Yes. Payments an individual makes during this time will be applied to any outstanding interest that accrued before March 13, and the rest will go towards their principal. Borrowers who are pursuing PSLF or whose payments are manageable will want to continue to make payments to make faster progress toward paying down their loans and completing forgiveness.
What about employer contributions?
Employer contributions will continue to be sent to the loan servicer you have chosen. Those contributions will be processed as usual by servicers, whether individuals elect to enter into administrative forbearance or not.
If you would like more information on student loan news, the U.S. Department of Education has published details related to the suspension of student loan payments here.
Here are other resources you might want to check out:
The CARES Act and Employee Student Loans
In a nutshell: As of March 27th, federal student loan servicers are suspending loan payments and setting interest rates to 0% for six months.
What is the CARES Act?
On March 27, 2020 Congress passed the Coronavirus Aid, Relief, and Economic Security Act (CARES Act) in response to the Coronavirus pandemic. Among other things, this law provides relief for federal student loan borrowers. From March 13 to September 30, 2020 federal student loans will be placed in an automatic administrative forbearance (temporary suspension of payments) and a 0% interest period.
Which types of loans are affected by the CARES Act?
Federally-held student loans
Direct loans (defaulted and nondefaulted)
FFEL Program loans (defaulted and nondefaulted) not owned by commercial lenders, and
Federal Perkins loans not owned by the university you attended
Does this apply to private loans?
No. Private loans are not subject to the provisions of the CARES Act.
What is “administrative forbearance”?
Administrative forbearance is a temporary suspension of your payments to your federal loan servicer.
Do I have to apply to have my federal loan payments suspended?
No. Federal loans will be automatically suspended by federal loan servicers.
When does the 0% interest period begin?
The 0% interest period began on March 13, 2020 and runs through September 30, 2020. Federal loan servicers are working to implement the 0% interest and will apply this change retroactively to March 13.
Can I still make payments on my loans during this time?
Yes. If you choose to make payments to your loans between March 13 and September 30, 2020, your payment will first be applied to any interest accrued prior to March 13, then to principal.
What happens to my regular auto-debit payments?
Auto-debit payments to federally-held loans will be automatically suspended during this administrative forbearance period.
You can remain in administrative forbearance and make manual payments to your loan servicer, or if you wish to continue your auto-debit payments, you will need to contact your loan server to opt out of administrative forbearance and your auto-debit payments will resume.
What happens if I made a payment after the CARES Act was enacted?
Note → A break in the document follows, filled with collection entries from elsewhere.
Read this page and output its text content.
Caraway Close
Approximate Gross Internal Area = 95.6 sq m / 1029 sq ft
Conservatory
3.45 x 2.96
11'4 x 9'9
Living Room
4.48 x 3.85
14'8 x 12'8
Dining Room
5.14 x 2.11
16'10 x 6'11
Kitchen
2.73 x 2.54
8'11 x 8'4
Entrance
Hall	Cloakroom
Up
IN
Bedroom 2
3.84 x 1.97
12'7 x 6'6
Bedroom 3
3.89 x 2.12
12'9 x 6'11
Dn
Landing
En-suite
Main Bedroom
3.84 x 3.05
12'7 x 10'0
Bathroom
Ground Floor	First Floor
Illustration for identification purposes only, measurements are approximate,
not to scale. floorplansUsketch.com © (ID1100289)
Any payment to a federally-held loan that was processed after March 13 can be refunded to you. If you wish to receive a refund, you can contact your servicer to make that request.
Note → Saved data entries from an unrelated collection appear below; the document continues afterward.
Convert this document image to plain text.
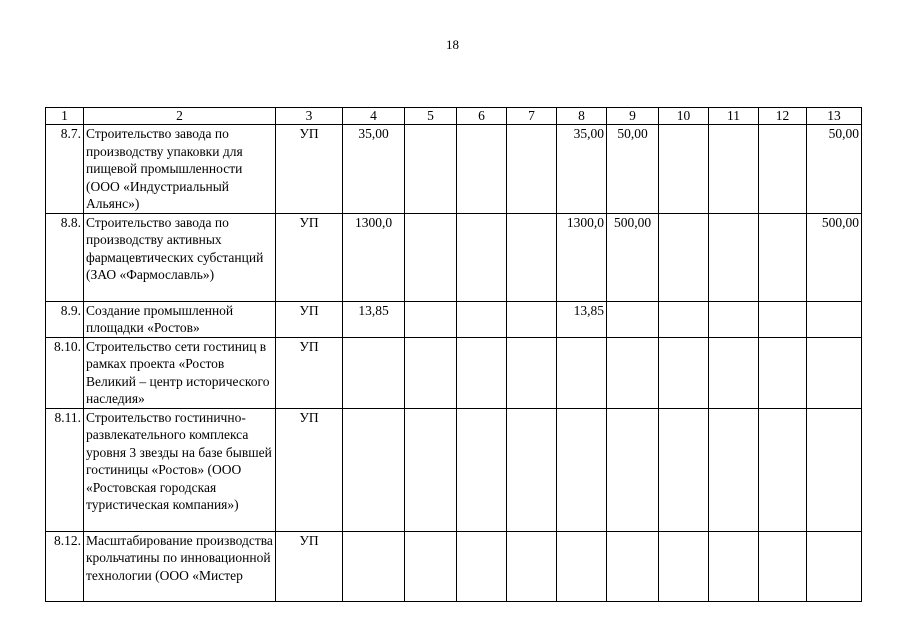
18
1	2	3	4	5	6	7	8	9	10	11	12	13
8.7.	Строительство завода по производству упаковки для пищевой промышленности (ООО «Индустриальный Альянс»)	УП	35,00				35,00	50,00				50,00
8.8.	Строительство завода по производству активных фармацевтических субстанций (ЗАО «Фармославль»)	УП	1300,0				1300,0	500,00				500,00
8.9.	Создание промышленной площадки «Ростов»	УП	13,85				13,85					
8.10.	Строительство сети гостиниц в рамках проекта «Ростов Великий – центр исторического наследия»	УП										
8.11.	Строительство гостинично-развлекательного комплекса уровня 3 звезды на базе бывшей гостиницы «Ростов» (ООО «Ростовская городская туристическая компания»)	УП										
8.12.	Масштабирование производства крольчатины по инновационной технологии (ООО «Мистер	УП										
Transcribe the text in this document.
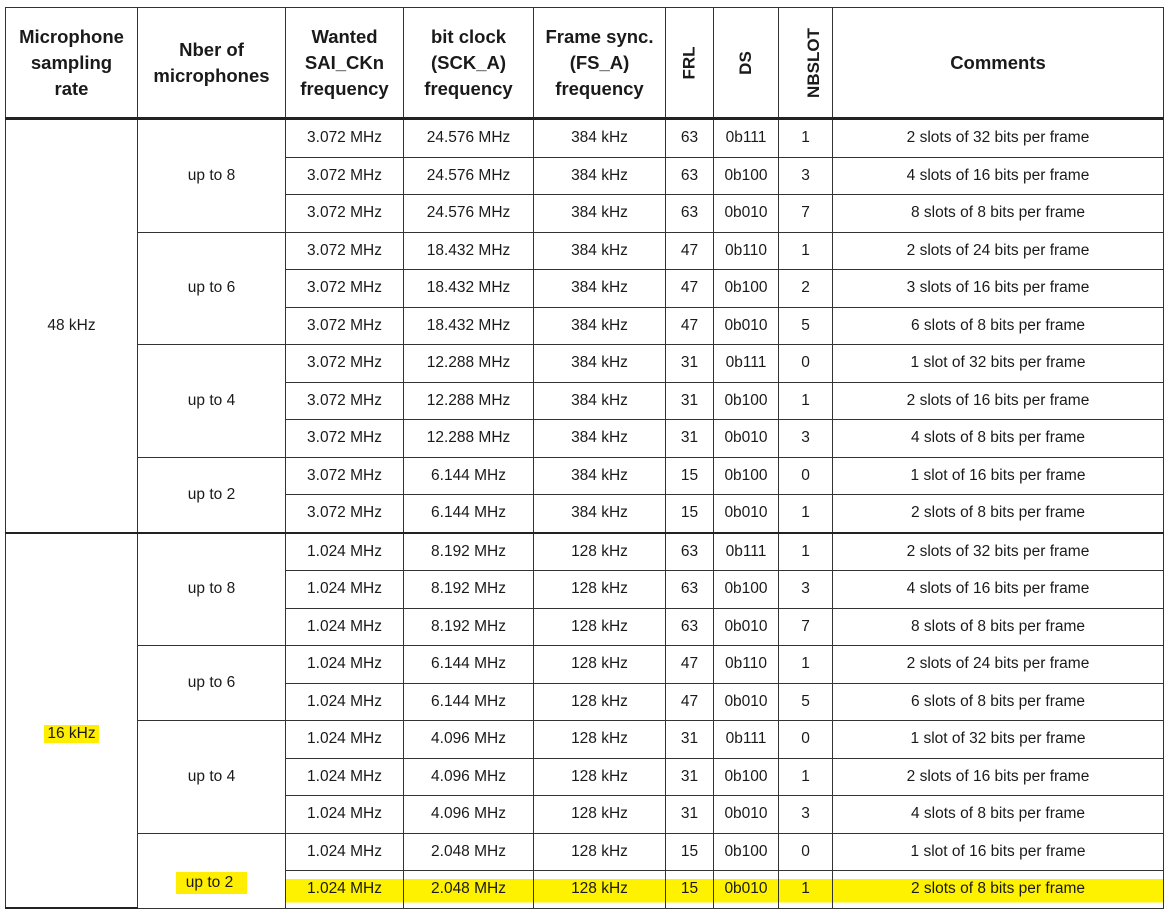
Microphone
sampling
rate	Nber of
microphones	Wanted
SAI_CKn
frequency	bit clock
(SCK_A)
frequency	Frame sync.
(FS_A)
frequency	FRL	DS	NBSLOT	Comments
48 kHz	up to 8	3.072 MHz	24.576 MHz	384 kHz	63	0b111	1	2 slots of 32 bits per frame
		3.072 MHz	24.576 MHz	384 kHz	63	0b100	3	4 slots of 16 bits per frame
		3.072 MHz	24.576 MHz	384 kHz	63	0b010	7	8 slots of 8 bits per frame
	up to 6	3.072 MHz	18.432 MHz	384 kHz	47	0b110	1	2 slots of 24 bits per frame
		3.072 MHz	18.432 MHz	384 kHz	47	0b100	2	3 slots of 16 bits per frame
		3.072 MHz	18.432 MHz	384 kHz	47	0b010	5	6 slots of 8 bits per frame
	up to 4	3.072 MHz	12.288 MHz	384 kHz	31	0b111	0	1 slot of 32 bits per frame
		3.072 MHz	12.288 MHz	384 kHz	31	0b100	1	2 slots of 16 bits per frame
		3.072 MHz	12.288 MHz	384 kHz	31	0b010	3	4 slots of 8 bits per frame
	up to 2	3.072 MHz	6.144 MHz	384 kHz	15	0b100	0	1 slot of 16 bits per frame
		3.072 MHz	6.144 MHz	384 kHz	15	0b010	1	2 slots of 8 bits per frame
16 kHz	up to 8	1.024 MHz	8.192 MHz	128 kHz	63	0b111	1	2 slots of 32 bits per frame
		1.024 MHz	8.192 MHz	128 kHz	63	0b100	3	4 slots of 16 bits per frame
		1.024 MHz	8.192 MHz	128 kHz	63	0b010	7	8 slots of 8 bits per frame
	up to 6	1.024 MHz	6.144 MHz	128 kHz	47	0b110	1	2 slots of 24 bits per frame
		1.024 MHz	6.144 MHz	128 kHz	47	0b010	5	6 slots of 8 bits per frame
	up to 4	1.024 MHz	4.096 MHz	128 kHz	31	0b111	0	1 slot of 32 bits per frame
		1.024 MHz	4.096 MHz	128 kHz	31	0b100	1	2 slots of 16 bits per frame
		1.024 MHz	4.096 MHz	128 kHz	31	0b010	3	4 slots of 8 bits per frame
	up to 2	1.024 MHz	2.048 MHz	128 kHz	15	0b100	0	1 slot of 16 bits per frame
		1.024 MHz	2.048 MHz	128 kHz	15	0b010	1	2 slots of 8 bits per frame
Can I still make payments on my federal loans?
Yes. You can make payments in any amount to your federal loans during this administrative forbearance period. If you are able to do so, making these payments could help you to pay off your loans sooner, as your payments will be applied to principal, once all interest accrued prior to March 13 is paid.
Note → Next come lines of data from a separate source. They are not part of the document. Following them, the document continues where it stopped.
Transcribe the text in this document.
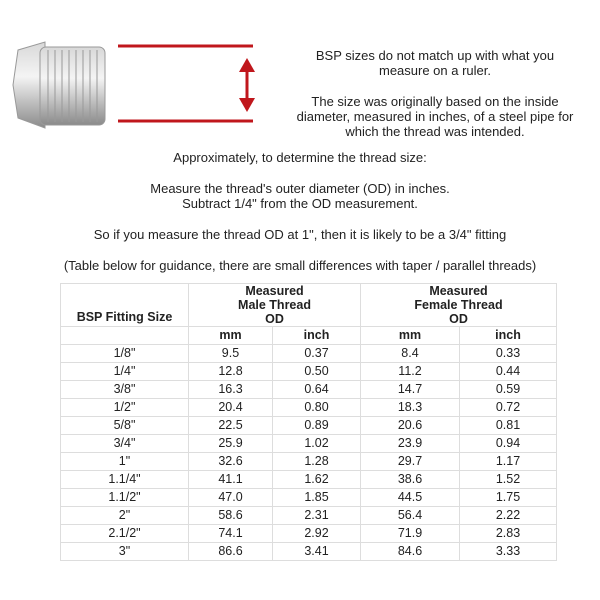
BSP sizes do not match up with what you
measure on a ruler.
The size was originally based on the inside
diameter, measured in inches, of a steel pipe for
which the thread was intended.
Approximately, to determine the thread size:
Measure the thread's outer diameter (OD) in inches.
Subtract 1/4" from the OD measurement.
So if you measure the thread OD at 1", then it is likely to be a 3/4" fitting
(Table below for guidance, there are small differences with taper / parallel threads)
BSP Fitting Size	Measured Male Thread OD		Measured Female Thread OD	
	mm	inch	mm	inch
1/8"	9.5	0.37	8.4	0.33
1/4"	12.8	0.50	11.2	0.44
3/8"	16.3	0.64	14.7	0.59
1/2"	20.4	0.80	18.3	0.72
5/8"	22.5	0.89	20.6	0.81
3/4"	25.9	1.02	23.9	0.94
1"	32.6	1.28	29.7	1.17
1.1/4"	41.1	1.62	38.6	1.52
1.1/2"	47.0	1.85	44.5	1.75
2"	58.6	2.31	56.4	2.22
2.1/2"	74.1	2.92	71.9	2.83
3"	86.6	3.41	84.6	3.33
What if I’m pursuing PSLF?
As long as you continue to meet all other PSLF requirements* during the administrative forbearance period from March 13-September 20, you will not have to make payments to your federal student loans. During this automatic payment suspension for federal loans, your $0 payments will count as qualifying payments towards your PSLF progress.
*PSLF requirements: You must have a Direct Loan, be on a qualifying repayment plan prior to March 13 and work full-time for a qualifying employer.
What if my loans are in default?
If you are trying to rehabilitate your loans, these suspended payments will count towards your rehabilitation.